Race Towards a Digital Euro
The developments come as earlier in the week, the European Commission unveiled that it was working with the European Central Bank to design a new digital means of payment, with experimental work ongoing at its financial-technology lab.
Interesting! Joint statement by the European Commission @EU_Commission and the European Central Bank @EuropeanCentral on their cooperation on a digital euro.— Sebastian Posth (@posth) January 19, 2021
(19 January 2021)https://t.co/DC3gMHuCM9 pic.twitter.com/5Pv9WPpQsi
The European Central Bank said in October 2020 it will decide whether to pursue or abandon plans to issue a digital euro toward mid-2021.
Unlike bitcoin, whose value is based on demand, the digital euro would be equivalent to an electronic banknote backed by the ECB, with people able to pay and exchange digital euros like they would normal currency.
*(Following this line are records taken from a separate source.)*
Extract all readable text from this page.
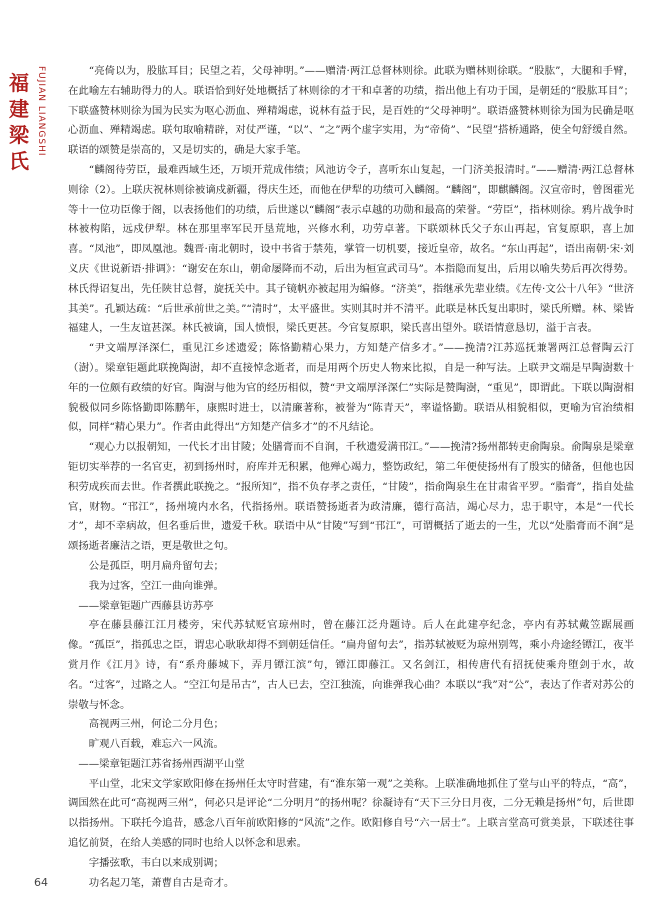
福
建
梁
氏
FUJIAN LIANGSHI	“亮倚以为，股肱耳目；民望之若，父母神明。”——赠清·两江总督林则徐。此联为赠林则徐联。“股肱”，大腿和手臂，在此喻左右辅助得力的人。联语恰到好处地概括了林则徐的才干和卓著的功绩，指出他上有功于国，是朝廷的“股肱耳目”；下联盛赞林则徐为国为民实为呕心沥血、殚精竭虑，说林有益于民，是百姓的“父母神明”。联语盛赞林则徐为国为民确是呕心沥血、殚精竭虑。联句取喻精辟，对仗严谨，“以”、“之”两个虚字实用，为“帝倚”、“民望”搭桥通路，使全句舒缓自然。联语的颂赞是崇高的，又是切实的，确是大家手笔。

“麟阁待劳臣，最难西域生还，万顷开荒成伟绩；风池访令子，喜听东山复起，一门济美报清时。”——赠清·两江总督林则徐（2）。上联庆祝林则徐被谪戍新疆，得庆生还，而他在伊犁的功绩可入麟阁。“麟阁”，即麒麟阁。汉宣帝时，曾图霍光等十一位功臣像于阁，以表扬他们的功绩，后世遂以“麟阁”表示卓越的功勋和最高的荣誉。“劳臣”，指林则徐。鸦片战争时林被构陷，远戍伊犁。林在那里率军民开垦荒地，兴修水利，功劳卓著。下联颂林氏父子东山再起，官复原职，喜上加喜。“凤池”，即凤凰池。魏晋·南北朝时，设中书省于禁苑，掌管一切机要，接近皇帝，故名。“东山再起”，语出南朝·宋·刘义庆《世说新语·排调》：“谢安在东山，朝命屡降而不动，后出为桓宣武司马”。本指隐而复出，后用以喻失势后再次得势。林氏得诏复出，先任陕甘总督，旋抚关中。其子镜帆亦被起用为编修。“济美”，指继承先辈业绩。《左传·文公十八年》“世济其美”。孔颖达疏：“后世承前世之美。”“清时”，太平盛世。实则其时并不清平。此联是林氏复出职时，梁氏所赠。林、梁皆福建人，一生友谊甚深。林氏被谪，国人愤恨，梁氏更甚。今官复原职，梁氏喜出望外。联语情意恳切，溢于言表。

“尹文端厚泽深仁，重见江乡述遗爱；陈恪勤精心果力，方知楚产信多才。”——挽清?江苏巡抚兼署两江总督陶云汀（澍）。梁章钜题此联挽陶澍，却不直接悼念逝者，而是用两个历史人物来比拟，自是一种写法。上联尹文端是早陶澍数十年的一位颇有政绩的好官。陶澍与他为官的经历相似，赞“尹文端厚泽深仁”实际是赞陶澍，“重见”，即谓此。下联以陶澍相貌极似同乡陈恪勤即陈鹏年，康熙时进士，以清廉著称，被誉为“陈青天”，率谥恪勤。联语从相貌相似，更喻为官治绩相似，同样“精心果力”。作者由此得出“方知楚产信多才”的不凡结论。

“观心力以报朝知，一代长才出甘陵；处膳膏而不自润，千秋遗爱满邗江。”——挽清?扬州都转吏俞陶泉。俞陶泉是梁章钜切实举荐的一名官吏，初到扬州时，府库并无积累，他殚心竭力，整饬政纪，第二年便使扬州有了殷实的储备，但他也因积劳成疾而去世。作者撰此联挽之。“报所知”，指不负存孝之责任，“甘陵”，指俞陶泉生在甘肃省平罗。“脂膏”，指自处盐官，财物。“邗江”，扬州境内水名，代指扬州。联语赞扬逝者为政清廉，德行高洁，竭心尽力，忠于职守，本是“一代长才”，却不幸病故，但名垂后世，遗爱千秋。联语中从“甘陵”写到“邗江”，可谓概括了逝去的一生，尤以“处脂膏而不润”是颂扬逝者廉洁之语，更是敬世之句。

公是孤臣，明月扁舟留句去；

我为过客，空江一曲向谁弹。

——梁章钜题广西藤县访苏亭

亭在藤县藤江江月楼旁，宋代苏轼贬官琼州时，曾在藤江泛舟题诗。后人在此建亭纪念，亭内有苏轼戴笠踞展画像。“孤臣”，指孤忠之臣，谓忠心耿耿却得不到朝廷信任。“扁舟留句去”，指苏轼被贬为琼州别驾，乘小舟途经镡江，夜半赏月作《江月》诗，有“系舟藤城下，弄月镡江滨”句，镡江即藤江。又名剑江，相传唐代有招抚使乘舟堕剑于水，故名。“过客”，过路之人。“空江句是吊古”，古人已去，空江独流，向谁弹我心曲？本联以“我”对“公”，表达了作者对苏公的崇敬与怀念。

高视两三州，何论二分月色；

旷观八百载，难忘六一风流。

——梁章钜题江苏省扬州西湖平山堂

平山堂，北宋文学家欧阳修在扬州任太守时营建，有“淮东第一观”之美称。上联准确地抓住了堂与山平的特点，“高”，调国然在此可“高视两三州”，何必只是评论“二分明月”的扬州呢？徐凝诗有“天下三分日月夜，二分无赖是扬州”句，后世即以指扬州。下联托今追昔，感念八百年前欧阳修的“风流”之作。欧阳修自号“六一居士”。上联言堂高可赏美景，下联述往事追忆前贤，在给人美感的同时也给人以怀念和思索。

字播弦歌，韦白以来成别调；

功名起刀笔，萧曹自古是奇才。

64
The initiative has also drummed up political support, with EU finance ministers repeatedly urging the expediency of a digital euro to counter the Diem project, backed by Facebook and 26 other companies.
Another driving force for the mulled rollout has been cited eagerness not to be outstripped by China and other central banks which are considering virtual versions of their money.
The digital euro might pose a threat to EU banks unless it comes hand in hand with appropriate design features and safeguards, says the Commission, as it has been collaborating with the ECB to pinpoint the potential hazards. Legislation is also being reportedly looked at that might be needed to counter these dangers.
Accordingly, people might opt to hold savings in digital euros rather than cash in accounts, which can come with fees and offer little return at current rates.
However, banks might stand to misplace a vital source of funding by losing deposits, resulting in increased lending rates and decelerating economic activity.
“The ECB and European Commission will jointly review a broad range of policy, legal and technical questions. That’s why we are announcing that we will create this working group,” said Dombrovskis.
The official stopped short of offering a definitive timeline for rolling out the digital euro, while referencing the words of ECB President Christine Lagarde, who said earlier that she “has announced that she sees at least a five-year timeline as a feasible timeline”.
Shaking Off Dollar Dominance
The announcement of the Commission and the European Central Bank’s plan to design the new means of payment followed the Commission’s unveiled strategy to erode the US dollar’s global influence by boosting the euro via trade, foreign policy and financial markets.
The revealed plan stated "a digital euro could support the digitalisation of the EU’s economy and its strategic autonomy".
Calls to boost the European currency gained steam due to fallout from Washington's reimposed sanctions on Iran (after then-President Donald Trump unilaterally scrapped the landmark JCPOA deal with Iran in May 2018) that also aimed to punish European financial institutions, companies, and individuals who continued to pursue business with the Islamic Republic.
Four out of five central banks are working on national digital currencies.— Alberto Gallo (@macrocredit) January 18, 2021
How will monetary policy and our financial system change with a digital Euro/Yuan/Dollar?
Welcome to the Brave New Worldhttps://t.co/0SGH1bQPlN pic.twitter.com/WPOD6P5tDA
Another motivating circumstance has been Brexit, as the UK’s exit from the European bloc generated a new reality, with the need for Brussels to update its financial infrastructure accordingly.
The issue of how to safely move money across borders has become paramount of late also due to banks curtailing correspondent services over the years.
“There we can see how digital euros can be used in international payments. Those will be some design questions which we would need to answer,” Dombrovskis said.